The news that an American woman has reportedly decided to pursue plastic surgery to have a third breast installed may itself be a subject for discussion on this blog, and will surely remind some readers of the classic 1990 science fiction movie Total Recall.

As it happens, last Thursday the excellent folks at Future Tense hosted one of their “My Favorite Movie” nights here in Washington D.C., playing that very film and holding a discussion afterwards with one of my favorite academics, Stanford’s Francis Fukuyama. The theme of the discussion was the relationship between memory and personal identity — are we defined by our memories?

A face you can trust

Much to my dismay the discussion of this topic, which is of course the central theme of the movie, strayed quite far from the details of the film. Indeed, in his initial remarks, Professor Fukuyama quoted, only to dismiss, the film’s central teaching on the matter, an assertion made by the wise psychic mutant named Kuato: “You are what you do. A man is defined by his actions, not his memory.”

This teaching has two meanings; the first meaning, which the plot of the movie has already prepared the audience to accept and understand when they first hear it, is that the actions of a human being decisively shape his character by inscribing habits and virtues on the soul.

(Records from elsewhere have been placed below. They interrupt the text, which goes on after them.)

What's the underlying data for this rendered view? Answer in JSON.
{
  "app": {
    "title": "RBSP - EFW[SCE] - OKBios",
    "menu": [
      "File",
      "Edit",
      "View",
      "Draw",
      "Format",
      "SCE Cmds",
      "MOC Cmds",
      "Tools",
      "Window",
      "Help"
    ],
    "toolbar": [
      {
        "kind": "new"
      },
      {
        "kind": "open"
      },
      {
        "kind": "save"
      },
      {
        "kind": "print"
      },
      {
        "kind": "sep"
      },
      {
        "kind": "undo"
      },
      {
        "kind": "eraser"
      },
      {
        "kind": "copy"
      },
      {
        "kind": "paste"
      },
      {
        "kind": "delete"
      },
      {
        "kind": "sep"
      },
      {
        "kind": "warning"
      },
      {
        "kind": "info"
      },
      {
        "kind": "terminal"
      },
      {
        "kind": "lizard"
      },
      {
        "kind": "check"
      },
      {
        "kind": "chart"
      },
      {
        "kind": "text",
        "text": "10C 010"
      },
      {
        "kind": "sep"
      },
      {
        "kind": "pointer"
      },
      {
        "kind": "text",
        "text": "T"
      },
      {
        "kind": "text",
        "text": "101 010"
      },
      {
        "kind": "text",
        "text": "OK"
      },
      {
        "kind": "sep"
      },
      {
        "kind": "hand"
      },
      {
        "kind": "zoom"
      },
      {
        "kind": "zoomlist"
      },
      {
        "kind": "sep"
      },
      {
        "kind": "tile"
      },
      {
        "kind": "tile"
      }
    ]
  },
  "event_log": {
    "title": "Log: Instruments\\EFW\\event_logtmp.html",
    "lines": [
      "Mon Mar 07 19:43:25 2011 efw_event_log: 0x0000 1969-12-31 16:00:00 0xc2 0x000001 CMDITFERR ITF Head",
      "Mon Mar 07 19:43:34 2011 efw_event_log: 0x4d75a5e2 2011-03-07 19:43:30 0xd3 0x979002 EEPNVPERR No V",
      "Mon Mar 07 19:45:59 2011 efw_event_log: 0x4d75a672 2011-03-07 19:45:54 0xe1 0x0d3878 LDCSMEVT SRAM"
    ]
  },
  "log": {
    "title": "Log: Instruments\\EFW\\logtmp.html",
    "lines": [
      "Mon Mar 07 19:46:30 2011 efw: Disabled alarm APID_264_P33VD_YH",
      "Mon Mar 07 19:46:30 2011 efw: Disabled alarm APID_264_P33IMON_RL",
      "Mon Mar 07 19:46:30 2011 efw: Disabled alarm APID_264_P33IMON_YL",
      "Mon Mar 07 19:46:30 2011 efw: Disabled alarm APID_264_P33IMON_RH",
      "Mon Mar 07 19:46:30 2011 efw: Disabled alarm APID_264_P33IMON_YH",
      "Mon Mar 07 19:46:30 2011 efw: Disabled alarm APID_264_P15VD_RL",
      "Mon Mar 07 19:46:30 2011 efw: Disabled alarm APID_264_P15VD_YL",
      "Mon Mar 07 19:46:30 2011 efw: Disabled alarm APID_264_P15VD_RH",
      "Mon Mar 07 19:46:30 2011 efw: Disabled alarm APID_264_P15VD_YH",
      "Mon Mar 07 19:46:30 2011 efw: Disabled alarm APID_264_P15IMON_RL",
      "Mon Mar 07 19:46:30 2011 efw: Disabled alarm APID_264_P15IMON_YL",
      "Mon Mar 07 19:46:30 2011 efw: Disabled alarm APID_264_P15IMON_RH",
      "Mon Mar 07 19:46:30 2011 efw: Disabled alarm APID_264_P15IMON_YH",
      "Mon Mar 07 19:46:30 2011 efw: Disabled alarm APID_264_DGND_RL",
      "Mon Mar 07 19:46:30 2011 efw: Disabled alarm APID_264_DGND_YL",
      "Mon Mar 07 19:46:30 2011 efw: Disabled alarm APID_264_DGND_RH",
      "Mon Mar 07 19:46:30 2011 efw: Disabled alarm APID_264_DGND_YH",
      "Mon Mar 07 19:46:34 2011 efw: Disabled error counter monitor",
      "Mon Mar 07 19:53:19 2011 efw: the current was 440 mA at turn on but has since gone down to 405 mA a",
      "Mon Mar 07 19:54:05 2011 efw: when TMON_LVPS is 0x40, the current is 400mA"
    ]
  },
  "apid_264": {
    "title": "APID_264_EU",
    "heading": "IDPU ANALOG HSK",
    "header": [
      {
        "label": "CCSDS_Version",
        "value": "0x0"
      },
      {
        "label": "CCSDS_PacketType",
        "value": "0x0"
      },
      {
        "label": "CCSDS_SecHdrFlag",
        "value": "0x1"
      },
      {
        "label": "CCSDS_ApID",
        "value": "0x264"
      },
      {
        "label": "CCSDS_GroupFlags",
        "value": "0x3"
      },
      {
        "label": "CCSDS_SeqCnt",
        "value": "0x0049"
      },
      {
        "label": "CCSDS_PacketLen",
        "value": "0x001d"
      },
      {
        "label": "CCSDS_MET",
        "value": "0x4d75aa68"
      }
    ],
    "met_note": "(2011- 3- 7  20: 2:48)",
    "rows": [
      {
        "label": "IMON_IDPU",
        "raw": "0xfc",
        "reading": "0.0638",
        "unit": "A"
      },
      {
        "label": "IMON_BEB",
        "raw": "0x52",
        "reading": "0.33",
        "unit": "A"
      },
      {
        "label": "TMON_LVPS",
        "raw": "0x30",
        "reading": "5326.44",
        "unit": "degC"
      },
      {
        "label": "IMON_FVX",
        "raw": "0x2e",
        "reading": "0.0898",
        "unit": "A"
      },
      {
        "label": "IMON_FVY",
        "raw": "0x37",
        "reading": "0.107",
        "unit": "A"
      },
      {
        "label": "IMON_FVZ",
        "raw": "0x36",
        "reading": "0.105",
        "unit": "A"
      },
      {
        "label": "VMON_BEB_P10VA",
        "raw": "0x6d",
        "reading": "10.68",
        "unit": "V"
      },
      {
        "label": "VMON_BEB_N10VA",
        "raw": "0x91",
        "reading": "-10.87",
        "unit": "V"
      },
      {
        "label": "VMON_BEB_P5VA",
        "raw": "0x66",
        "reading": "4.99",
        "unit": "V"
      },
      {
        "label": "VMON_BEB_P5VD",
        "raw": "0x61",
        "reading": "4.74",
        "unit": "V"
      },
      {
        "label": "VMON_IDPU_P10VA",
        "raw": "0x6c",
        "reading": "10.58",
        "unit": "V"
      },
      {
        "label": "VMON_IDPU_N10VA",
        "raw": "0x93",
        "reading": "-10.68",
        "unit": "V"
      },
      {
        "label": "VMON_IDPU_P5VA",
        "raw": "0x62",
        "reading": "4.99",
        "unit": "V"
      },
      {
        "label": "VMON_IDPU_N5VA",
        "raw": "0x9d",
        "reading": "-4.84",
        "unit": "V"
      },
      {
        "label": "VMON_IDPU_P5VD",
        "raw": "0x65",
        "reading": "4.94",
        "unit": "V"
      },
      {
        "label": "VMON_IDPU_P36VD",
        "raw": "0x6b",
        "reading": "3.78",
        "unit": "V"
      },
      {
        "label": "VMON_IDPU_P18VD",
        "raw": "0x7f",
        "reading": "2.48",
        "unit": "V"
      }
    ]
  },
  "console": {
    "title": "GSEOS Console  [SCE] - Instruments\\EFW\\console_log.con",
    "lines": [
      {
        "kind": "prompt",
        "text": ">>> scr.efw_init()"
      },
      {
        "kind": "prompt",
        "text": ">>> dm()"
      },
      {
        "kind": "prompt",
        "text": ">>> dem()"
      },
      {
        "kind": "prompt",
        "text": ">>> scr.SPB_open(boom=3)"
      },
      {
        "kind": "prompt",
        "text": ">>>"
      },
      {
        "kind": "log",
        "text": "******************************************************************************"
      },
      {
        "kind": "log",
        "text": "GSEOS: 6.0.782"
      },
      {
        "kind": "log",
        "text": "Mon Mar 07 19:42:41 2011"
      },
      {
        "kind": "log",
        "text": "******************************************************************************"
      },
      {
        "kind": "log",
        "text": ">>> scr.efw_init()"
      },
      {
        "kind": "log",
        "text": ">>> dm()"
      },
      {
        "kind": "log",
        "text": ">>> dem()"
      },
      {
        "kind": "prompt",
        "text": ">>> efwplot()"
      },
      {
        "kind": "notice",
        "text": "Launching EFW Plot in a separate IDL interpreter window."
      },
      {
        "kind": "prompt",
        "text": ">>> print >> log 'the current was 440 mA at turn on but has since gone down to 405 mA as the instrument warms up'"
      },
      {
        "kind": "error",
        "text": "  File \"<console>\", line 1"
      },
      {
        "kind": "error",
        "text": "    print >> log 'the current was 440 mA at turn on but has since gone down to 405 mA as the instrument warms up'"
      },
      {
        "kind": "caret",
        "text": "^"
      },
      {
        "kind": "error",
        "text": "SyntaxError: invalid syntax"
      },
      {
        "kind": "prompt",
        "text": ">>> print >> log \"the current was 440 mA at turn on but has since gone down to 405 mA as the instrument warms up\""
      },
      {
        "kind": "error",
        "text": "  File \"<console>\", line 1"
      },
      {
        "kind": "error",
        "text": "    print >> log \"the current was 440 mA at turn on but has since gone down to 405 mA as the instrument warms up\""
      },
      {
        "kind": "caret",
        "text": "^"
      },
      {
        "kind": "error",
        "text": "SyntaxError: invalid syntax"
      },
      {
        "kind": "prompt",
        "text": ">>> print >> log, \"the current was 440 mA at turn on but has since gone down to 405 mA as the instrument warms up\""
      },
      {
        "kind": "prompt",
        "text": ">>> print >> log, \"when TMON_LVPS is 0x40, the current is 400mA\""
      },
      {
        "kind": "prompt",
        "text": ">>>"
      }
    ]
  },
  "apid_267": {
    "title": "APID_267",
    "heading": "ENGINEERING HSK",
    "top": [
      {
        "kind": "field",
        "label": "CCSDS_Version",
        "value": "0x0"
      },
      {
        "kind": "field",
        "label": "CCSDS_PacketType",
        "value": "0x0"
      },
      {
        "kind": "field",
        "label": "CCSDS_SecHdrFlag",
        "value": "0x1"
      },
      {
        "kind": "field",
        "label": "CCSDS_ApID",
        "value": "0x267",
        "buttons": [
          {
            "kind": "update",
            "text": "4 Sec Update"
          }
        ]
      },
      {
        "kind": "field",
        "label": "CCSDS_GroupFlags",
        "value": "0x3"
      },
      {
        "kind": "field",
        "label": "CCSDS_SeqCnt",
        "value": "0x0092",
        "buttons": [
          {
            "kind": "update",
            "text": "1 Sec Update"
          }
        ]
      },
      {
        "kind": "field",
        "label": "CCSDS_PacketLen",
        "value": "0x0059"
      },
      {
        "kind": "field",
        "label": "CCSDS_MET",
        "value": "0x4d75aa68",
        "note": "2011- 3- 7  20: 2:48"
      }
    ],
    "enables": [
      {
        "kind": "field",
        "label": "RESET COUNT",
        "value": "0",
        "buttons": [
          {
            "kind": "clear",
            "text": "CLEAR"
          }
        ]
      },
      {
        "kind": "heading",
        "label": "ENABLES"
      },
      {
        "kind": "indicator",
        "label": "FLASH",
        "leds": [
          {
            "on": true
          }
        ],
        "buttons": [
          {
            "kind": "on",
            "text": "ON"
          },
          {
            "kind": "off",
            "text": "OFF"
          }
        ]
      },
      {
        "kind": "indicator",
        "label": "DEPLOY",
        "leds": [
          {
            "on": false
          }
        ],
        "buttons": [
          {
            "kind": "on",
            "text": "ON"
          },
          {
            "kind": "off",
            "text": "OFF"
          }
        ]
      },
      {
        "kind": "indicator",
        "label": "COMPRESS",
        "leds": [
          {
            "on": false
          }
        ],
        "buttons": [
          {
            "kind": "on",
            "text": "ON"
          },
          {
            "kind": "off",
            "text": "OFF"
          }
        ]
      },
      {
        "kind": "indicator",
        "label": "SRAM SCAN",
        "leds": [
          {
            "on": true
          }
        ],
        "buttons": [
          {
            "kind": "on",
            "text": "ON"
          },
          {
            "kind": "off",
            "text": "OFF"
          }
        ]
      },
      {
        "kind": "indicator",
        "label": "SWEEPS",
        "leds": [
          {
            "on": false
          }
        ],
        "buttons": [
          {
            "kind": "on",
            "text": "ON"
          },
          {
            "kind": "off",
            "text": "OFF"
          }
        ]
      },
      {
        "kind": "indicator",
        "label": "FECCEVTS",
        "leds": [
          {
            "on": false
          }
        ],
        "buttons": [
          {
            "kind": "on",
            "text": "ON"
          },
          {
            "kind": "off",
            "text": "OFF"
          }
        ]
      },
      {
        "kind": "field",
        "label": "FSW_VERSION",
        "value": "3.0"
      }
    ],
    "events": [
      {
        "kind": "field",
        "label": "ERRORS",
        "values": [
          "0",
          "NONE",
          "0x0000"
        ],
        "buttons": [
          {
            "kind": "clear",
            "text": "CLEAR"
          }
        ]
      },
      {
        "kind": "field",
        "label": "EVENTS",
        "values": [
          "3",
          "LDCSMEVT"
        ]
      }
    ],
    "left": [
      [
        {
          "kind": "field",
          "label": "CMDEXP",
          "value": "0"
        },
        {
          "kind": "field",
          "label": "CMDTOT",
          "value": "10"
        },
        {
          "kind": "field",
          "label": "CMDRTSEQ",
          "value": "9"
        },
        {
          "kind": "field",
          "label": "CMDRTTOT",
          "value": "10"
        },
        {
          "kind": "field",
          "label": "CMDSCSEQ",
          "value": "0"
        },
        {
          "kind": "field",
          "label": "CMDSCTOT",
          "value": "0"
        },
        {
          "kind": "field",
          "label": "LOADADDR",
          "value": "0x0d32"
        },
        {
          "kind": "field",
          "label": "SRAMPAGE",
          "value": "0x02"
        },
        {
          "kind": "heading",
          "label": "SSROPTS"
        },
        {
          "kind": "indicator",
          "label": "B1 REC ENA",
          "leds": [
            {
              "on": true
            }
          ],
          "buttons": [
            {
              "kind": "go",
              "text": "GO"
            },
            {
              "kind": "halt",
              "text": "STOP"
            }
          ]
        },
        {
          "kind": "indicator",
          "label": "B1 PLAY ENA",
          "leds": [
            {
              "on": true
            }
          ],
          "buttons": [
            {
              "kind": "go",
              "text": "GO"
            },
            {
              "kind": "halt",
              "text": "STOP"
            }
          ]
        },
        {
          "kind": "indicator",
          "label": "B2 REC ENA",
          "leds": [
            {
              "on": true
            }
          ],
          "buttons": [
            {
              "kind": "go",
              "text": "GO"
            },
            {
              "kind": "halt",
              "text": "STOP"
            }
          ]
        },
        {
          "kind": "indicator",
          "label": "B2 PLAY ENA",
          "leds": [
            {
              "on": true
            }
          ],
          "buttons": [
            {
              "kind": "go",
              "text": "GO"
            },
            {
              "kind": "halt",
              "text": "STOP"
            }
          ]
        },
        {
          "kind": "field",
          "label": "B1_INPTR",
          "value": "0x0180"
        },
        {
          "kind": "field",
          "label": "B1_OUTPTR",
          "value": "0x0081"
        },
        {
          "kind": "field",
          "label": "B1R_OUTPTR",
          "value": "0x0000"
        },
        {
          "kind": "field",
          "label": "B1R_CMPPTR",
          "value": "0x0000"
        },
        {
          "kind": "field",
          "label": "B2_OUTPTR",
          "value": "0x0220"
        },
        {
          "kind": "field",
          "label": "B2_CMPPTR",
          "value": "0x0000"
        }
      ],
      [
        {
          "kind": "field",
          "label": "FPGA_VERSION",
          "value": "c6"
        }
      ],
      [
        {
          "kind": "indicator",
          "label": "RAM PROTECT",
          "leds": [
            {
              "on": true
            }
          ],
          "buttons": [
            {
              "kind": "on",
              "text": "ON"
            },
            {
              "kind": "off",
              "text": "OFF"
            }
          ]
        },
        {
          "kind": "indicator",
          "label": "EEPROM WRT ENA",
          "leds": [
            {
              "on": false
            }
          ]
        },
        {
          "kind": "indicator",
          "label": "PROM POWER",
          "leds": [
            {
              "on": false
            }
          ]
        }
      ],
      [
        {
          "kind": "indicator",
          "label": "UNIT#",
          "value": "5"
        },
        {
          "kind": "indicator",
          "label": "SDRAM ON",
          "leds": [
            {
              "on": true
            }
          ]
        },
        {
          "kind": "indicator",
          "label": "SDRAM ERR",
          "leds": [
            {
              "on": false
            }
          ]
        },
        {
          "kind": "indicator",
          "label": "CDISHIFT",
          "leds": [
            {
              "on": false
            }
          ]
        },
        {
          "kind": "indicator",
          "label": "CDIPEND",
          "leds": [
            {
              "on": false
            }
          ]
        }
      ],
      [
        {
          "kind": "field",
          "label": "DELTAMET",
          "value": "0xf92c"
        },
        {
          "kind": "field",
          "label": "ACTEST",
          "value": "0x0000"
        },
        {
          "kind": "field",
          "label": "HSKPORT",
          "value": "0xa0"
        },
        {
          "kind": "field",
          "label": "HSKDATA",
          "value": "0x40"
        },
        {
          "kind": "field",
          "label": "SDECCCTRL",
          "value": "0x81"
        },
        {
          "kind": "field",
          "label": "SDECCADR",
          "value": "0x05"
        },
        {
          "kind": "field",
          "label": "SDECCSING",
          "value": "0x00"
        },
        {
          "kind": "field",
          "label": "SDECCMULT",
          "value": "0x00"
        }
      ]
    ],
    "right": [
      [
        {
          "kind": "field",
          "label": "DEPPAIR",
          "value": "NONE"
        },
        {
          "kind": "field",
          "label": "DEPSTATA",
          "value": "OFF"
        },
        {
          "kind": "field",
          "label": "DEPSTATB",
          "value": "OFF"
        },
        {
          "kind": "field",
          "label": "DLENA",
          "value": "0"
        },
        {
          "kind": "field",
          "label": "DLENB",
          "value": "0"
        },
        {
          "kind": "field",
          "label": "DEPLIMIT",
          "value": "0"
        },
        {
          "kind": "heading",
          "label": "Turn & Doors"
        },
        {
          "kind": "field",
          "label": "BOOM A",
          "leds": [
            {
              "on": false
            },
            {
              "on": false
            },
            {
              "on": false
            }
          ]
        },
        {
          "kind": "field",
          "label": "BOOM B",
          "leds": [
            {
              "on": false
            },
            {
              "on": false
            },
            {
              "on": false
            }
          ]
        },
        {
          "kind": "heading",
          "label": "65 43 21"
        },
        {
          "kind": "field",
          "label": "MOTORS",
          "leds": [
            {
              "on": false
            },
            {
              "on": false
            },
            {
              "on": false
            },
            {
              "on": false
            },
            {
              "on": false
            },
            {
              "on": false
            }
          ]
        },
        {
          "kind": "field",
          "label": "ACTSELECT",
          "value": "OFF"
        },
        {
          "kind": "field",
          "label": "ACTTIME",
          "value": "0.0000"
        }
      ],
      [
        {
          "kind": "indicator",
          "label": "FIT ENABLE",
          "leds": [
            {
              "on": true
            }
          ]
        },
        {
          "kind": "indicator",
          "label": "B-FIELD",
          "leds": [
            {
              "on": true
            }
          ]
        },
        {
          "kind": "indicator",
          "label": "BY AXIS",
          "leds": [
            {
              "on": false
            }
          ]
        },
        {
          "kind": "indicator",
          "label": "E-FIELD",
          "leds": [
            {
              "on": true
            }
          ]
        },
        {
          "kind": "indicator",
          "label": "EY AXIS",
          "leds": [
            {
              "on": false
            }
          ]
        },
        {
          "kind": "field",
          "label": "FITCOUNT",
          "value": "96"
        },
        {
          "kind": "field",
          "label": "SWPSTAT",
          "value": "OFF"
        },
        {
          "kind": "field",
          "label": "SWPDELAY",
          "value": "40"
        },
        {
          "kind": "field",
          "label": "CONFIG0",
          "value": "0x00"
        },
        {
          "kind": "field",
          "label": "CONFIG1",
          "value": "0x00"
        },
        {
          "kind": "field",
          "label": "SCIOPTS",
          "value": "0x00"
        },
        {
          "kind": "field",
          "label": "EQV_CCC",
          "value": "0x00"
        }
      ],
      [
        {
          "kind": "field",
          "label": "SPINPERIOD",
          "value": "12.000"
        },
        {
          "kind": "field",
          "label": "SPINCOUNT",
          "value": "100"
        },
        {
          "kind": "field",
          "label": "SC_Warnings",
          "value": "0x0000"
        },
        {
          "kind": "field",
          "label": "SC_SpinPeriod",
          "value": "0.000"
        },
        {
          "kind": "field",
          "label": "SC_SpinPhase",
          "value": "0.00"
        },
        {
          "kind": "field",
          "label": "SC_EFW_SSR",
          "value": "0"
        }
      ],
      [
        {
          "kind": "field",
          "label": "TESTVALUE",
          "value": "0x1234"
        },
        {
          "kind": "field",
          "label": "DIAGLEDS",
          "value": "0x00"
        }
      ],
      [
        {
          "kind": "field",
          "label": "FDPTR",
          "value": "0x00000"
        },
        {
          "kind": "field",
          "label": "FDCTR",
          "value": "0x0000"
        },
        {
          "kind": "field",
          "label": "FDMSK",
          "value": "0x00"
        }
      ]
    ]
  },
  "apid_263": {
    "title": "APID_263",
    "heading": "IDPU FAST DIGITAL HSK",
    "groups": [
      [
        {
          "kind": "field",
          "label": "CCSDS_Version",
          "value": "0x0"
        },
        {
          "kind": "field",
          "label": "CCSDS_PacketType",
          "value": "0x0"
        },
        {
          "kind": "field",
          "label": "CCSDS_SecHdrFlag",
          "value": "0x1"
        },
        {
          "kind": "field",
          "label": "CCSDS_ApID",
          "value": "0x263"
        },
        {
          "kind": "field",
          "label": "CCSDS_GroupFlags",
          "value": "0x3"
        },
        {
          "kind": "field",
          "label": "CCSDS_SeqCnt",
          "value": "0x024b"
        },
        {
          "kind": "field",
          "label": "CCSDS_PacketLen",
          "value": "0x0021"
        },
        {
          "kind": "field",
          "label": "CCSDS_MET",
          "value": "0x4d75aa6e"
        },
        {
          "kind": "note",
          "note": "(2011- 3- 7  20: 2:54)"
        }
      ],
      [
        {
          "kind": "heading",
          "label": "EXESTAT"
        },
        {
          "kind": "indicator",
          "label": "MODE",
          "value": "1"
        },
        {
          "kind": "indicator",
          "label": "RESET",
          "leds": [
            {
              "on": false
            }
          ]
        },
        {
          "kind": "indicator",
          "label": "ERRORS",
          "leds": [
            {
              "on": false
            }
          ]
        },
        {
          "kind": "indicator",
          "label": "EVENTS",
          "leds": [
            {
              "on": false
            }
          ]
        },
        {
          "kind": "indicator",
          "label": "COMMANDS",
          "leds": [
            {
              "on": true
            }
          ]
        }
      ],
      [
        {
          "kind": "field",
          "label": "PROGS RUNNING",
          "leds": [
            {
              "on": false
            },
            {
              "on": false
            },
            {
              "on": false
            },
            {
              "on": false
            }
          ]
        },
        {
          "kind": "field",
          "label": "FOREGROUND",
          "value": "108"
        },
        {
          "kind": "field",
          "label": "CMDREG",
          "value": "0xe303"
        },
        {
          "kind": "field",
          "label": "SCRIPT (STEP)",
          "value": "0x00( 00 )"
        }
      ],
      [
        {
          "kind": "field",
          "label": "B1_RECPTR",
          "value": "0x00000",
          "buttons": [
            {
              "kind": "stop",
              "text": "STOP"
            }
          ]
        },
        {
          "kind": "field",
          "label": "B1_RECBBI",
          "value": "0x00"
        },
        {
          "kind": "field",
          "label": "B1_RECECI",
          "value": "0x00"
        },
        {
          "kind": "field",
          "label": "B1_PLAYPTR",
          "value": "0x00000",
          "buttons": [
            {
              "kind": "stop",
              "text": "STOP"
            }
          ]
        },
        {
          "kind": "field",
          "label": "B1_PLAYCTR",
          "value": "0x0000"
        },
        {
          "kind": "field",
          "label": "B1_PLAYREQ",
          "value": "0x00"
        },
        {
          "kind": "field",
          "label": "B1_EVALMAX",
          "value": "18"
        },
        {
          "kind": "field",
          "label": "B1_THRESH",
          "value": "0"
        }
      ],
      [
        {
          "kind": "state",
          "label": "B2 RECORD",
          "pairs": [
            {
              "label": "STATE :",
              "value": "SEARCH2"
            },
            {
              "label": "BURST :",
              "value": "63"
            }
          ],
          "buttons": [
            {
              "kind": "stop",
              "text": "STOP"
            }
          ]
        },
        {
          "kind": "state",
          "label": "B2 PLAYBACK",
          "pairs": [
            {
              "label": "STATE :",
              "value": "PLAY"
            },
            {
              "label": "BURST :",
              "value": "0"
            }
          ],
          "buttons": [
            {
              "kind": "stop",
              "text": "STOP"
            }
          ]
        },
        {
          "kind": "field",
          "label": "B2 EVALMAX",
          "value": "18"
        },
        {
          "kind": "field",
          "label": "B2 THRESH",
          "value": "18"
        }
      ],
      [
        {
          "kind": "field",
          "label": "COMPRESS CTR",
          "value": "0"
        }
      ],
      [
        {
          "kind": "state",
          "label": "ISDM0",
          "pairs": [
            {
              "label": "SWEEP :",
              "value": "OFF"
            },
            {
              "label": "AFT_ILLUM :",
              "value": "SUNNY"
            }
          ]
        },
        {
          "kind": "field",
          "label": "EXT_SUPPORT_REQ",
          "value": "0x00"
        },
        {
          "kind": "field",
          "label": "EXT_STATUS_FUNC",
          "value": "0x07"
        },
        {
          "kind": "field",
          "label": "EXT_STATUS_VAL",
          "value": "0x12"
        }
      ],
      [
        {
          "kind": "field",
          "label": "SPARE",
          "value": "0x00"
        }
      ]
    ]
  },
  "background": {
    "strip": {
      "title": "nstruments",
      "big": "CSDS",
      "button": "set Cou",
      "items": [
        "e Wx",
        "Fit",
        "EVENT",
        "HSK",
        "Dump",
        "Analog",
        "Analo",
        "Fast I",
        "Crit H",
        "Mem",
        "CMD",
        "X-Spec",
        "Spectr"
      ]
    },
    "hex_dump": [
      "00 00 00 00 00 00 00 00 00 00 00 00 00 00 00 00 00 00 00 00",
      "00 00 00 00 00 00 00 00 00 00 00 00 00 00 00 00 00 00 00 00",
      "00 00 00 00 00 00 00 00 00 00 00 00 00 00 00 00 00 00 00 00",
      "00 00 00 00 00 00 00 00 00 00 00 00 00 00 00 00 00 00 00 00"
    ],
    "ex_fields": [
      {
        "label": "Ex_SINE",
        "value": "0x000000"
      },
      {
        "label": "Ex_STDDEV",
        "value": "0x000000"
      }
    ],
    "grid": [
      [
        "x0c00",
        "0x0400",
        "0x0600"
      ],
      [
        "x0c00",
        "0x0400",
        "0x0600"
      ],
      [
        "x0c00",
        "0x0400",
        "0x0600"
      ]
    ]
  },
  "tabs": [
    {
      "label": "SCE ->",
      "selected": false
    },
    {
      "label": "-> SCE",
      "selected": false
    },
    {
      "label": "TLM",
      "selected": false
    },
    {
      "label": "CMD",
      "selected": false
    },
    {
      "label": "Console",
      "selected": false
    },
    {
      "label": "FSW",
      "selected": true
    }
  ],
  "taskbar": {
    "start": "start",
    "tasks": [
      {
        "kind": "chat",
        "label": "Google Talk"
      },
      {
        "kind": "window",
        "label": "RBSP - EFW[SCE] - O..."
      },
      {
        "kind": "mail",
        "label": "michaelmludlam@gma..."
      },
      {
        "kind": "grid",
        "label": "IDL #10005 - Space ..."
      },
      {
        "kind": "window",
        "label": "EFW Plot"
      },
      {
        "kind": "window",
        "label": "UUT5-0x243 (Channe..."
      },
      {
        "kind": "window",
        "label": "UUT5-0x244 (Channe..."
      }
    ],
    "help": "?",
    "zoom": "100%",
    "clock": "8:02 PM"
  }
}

From the very beginning of the movie, Quaid (the protagonist, played by Arnold Schwarzenegger) understands that things are not quite right in his life. His restlessness comes from the disproportion between his character, founded on a lifetime of activity as a secret agent, and the prosaic life he now finds himself in. He is drawn back to Mars, where revolution and political strife present opportunities for the kinds of things that men of his character desire most: victory, glory, and honor.

That Quaid retains the dispositions and character of his former self testifies to how the shaping of the soul by action takes place not by storing up representations and propositions in one’s memory, but by cultivating in a person virtuous habits and dispositions. As Aristotle writes in the Nicomachean Ethics, “in one word, states of character arise out of like activities.”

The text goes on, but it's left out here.